Rahul Pandharipande is a professor of mathematics who researches algebraic geometry, focusing in particular on a type of geometric space known as the moduli spaces of curves. The interactions established at the turn of the 20th century between algebraic geometry, quantum field theory and string theory have proven fertile ground - particularly the connections between the algebraic geometry of moduli spaces and path integrals in quantum field theory. Using these integrals, quantum mechanics records every possible path a particle will take when moving from A to B. Supported by a second ERC Advanced Grant, Pandharipande is looking to gain further insight into moduli spaces, and to help solve integrals that are relevant to string theory.
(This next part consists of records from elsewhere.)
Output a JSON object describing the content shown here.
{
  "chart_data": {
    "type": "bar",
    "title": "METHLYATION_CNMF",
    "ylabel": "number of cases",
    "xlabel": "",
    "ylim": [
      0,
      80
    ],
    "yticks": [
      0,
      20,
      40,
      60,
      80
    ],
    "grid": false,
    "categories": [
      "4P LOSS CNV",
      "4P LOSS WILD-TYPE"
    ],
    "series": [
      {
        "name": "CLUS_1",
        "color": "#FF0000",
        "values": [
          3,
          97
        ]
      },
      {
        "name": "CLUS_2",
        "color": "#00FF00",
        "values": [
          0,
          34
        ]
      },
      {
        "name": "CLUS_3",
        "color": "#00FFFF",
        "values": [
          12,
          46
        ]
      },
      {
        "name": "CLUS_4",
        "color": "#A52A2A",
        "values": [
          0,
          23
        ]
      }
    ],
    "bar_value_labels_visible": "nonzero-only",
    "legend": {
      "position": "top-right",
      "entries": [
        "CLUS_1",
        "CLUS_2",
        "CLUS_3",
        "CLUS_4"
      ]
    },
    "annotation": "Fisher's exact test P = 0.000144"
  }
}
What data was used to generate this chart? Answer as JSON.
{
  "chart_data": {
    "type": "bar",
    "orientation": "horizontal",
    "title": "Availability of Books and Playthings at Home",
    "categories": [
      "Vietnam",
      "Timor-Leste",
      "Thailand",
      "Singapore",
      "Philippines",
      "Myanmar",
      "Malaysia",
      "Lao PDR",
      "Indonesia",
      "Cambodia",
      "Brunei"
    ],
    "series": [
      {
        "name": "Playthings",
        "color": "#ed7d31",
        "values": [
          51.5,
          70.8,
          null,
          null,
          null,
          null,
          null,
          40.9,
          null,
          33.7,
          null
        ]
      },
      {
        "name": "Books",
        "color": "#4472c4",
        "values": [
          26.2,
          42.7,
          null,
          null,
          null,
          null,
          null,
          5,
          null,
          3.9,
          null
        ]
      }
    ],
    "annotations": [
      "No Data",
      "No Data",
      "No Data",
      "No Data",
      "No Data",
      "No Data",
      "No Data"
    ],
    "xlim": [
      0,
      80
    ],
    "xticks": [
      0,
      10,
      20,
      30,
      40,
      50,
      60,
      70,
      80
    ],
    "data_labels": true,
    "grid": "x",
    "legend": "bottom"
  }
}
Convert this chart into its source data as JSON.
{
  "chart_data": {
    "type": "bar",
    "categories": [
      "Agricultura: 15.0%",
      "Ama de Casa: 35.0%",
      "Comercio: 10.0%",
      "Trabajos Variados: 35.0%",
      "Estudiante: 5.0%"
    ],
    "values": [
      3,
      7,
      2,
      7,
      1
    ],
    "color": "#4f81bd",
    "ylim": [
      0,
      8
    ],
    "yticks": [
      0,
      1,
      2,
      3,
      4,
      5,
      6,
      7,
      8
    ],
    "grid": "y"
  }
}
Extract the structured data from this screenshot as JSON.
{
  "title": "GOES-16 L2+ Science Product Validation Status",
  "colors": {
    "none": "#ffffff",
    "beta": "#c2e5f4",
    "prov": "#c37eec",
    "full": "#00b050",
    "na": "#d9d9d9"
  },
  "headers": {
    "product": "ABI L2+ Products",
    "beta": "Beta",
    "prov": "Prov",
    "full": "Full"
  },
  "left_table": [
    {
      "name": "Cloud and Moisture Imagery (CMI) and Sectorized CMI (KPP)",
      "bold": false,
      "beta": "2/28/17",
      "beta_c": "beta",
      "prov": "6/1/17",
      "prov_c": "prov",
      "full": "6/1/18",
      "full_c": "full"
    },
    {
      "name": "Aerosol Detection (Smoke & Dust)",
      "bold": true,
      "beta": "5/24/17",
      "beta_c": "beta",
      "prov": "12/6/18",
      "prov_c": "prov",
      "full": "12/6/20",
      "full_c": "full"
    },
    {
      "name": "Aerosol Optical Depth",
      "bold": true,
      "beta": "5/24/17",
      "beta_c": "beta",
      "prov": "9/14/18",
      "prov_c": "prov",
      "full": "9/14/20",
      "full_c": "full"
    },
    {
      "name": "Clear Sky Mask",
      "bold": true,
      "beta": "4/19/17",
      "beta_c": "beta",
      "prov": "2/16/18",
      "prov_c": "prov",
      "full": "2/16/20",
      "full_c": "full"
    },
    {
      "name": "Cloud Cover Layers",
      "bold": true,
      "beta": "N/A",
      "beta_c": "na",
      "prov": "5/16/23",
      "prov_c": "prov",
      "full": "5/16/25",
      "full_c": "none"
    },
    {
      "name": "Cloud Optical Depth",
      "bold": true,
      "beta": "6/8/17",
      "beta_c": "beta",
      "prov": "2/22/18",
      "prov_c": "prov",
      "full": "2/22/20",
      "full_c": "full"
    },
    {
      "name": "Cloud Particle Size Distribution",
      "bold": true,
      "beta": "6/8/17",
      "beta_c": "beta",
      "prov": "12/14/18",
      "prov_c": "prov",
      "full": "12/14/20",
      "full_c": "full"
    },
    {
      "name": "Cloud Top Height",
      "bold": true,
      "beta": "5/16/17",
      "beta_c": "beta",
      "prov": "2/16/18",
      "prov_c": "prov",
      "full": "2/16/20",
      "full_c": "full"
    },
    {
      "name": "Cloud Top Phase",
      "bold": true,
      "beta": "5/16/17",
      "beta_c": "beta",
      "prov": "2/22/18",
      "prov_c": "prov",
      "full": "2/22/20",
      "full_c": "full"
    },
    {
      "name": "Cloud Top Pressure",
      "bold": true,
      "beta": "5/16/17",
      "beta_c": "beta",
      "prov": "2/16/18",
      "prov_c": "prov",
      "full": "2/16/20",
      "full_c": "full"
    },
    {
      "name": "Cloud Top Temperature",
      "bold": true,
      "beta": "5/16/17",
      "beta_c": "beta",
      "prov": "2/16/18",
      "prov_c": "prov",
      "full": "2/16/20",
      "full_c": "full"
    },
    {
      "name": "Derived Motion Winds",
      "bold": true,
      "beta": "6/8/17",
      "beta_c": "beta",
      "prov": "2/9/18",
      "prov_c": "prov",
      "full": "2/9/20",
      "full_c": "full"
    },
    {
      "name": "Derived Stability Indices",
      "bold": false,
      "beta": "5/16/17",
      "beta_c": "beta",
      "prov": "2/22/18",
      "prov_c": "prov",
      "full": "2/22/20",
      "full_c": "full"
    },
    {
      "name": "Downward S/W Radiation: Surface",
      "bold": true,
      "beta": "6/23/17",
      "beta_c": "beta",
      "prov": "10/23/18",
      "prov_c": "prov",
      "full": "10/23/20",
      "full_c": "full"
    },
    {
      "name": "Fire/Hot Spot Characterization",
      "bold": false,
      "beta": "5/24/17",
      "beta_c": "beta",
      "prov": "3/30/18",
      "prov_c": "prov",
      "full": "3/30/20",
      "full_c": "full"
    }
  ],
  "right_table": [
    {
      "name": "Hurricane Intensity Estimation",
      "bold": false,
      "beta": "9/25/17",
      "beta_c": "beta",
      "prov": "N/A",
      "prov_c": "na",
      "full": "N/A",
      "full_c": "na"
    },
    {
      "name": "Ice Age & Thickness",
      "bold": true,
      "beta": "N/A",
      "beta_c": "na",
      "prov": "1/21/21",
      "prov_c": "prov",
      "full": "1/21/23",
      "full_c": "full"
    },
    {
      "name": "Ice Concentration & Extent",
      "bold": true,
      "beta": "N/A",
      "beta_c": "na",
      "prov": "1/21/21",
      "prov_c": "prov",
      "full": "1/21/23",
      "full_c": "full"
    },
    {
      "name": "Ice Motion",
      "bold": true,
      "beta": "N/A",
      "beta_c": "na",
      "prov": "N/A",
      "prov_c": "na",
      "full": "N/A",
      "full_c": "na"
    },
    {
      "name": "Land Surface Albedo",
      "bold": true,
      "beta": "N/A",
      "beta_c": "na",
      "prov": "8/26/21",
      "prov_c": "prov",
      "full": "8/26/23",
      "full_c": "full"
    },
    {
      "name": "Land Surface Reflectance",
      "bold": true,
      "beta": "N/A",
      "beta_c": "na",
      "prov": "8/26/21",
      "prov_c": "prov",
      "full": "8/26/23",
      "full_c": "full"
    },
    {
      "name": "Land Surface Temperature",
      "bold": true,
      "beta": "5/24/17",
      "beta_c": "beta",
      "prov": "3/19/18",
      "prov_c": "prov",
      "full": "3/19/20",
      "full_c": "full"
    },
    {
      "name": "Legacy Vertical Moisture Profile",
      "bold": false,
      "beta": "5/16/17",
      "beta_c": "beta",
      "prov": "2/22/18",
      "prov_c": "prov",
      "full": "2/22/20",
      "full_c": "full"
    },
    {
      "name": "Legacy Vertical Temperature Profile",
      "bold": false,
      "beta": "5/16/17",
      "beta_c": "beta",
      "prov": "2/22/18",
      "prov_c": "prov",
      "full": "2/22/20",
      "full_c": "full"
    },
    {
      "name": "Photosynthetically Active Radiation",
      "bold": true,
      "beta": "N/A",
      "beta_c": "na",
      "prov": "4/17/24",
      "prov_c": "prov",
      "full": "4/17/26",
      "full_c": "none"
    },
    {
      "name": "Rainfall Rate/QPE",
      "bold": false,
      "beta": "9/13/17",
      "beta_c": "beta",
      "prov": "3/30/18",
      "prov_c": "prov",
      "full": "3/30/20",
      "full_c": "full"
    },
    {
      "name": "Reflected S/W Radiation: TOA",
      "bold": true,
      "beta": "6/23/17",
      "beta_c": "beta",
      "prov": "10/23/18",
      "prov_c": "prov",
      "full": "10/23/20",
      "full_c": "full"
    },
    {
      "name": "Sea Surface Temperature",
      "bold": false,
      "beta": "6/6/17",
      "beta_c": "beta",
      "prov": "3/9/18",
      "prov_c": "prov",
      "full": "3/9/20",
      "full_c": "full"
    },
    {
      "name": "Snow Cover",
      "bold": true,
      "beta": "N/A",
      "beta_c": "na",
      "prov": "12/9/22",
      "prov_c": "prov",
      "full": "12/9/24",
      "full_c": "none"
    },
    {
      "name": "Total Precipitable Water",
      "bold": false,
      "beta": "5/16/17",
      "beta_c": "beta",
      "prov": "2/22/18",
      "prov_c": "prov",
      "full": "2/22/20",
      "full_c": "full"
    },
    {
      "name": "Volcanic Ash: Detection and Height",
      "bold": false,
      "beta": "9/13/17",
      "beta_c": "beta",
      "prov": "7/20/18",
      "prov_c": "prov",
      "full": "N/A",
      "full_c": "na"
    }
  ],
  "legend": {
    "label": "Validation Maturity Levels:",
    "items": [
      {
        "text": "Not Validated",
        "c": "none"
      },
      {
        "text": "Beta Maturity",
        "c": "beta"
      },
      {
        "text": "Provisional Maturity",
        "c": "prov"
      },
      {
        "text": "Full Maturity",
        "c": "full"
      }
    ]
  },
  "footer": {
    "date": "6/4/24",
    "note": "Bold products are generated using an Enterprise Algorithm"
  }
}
Ruth Signorell’s research deals with aerosols and nanoparticles. In her ERC project, she uses photoelectron spectroscopy to study elementary transport processes of slow electrons in liquids and at the interface between liquids and gases, solids and other liquids. To this end, free electrons are generated in free-floating small droplets (aerosols) by the irradiation of high-energy light. A sensitive measurement set-up then measures the speed and direction of the electrons escaping from the droplets. This project addresses an important question in fundamental research: In which way and how fast do slow electrons lose their energy through collisions with liquid molecules’ Findings in this field have many ramifications including the understanding of radiation damage in living organisms.
Heini Wernli is Professor of Atmospheric Dynamics and is interested in the physical processes that determine the structure and development of weather systems, such as low-pressure systems and precipitation events. In his ERC project, he aims at obtaining a comprehensive picture of how meteorologically extreme seasons are shaped in current and future climates. More specifically, he would like to understand how, e.g., the ‘most rainy winter’ might look like in various regions of the world, and what weather processes are responsible for it. In a sub-project, Wernli will also investigate the socio-economic impact of extreme seasons, such as the effect of high or low winter snowfall on Alpine tourism.
Benchmark for top researchers: ERC Grants
ETH researchers have been successfully applying for EU funding - ERC Research Grants - since 2007. In addition to the Advanced Grants, the European Research Council also annually awards Starting Grants to young researchers at the beginning of their careers and Consolidator Grants to successful researchers looking to establish their own group. What’s more, the large number of ERC Proof of Concepts produced by ETH Zurich (funds for drafting feasibility studies and business plans) shows that fundamental research often leads to market innovations with corresponding benefit for the entire economy. The European Research Council (ERC) is part of the EU Research and Innovation programme Horizon 2020 (2014-2020). Switzerland was readmitted as a full participant in Horizon 2020 on 1 January 2017.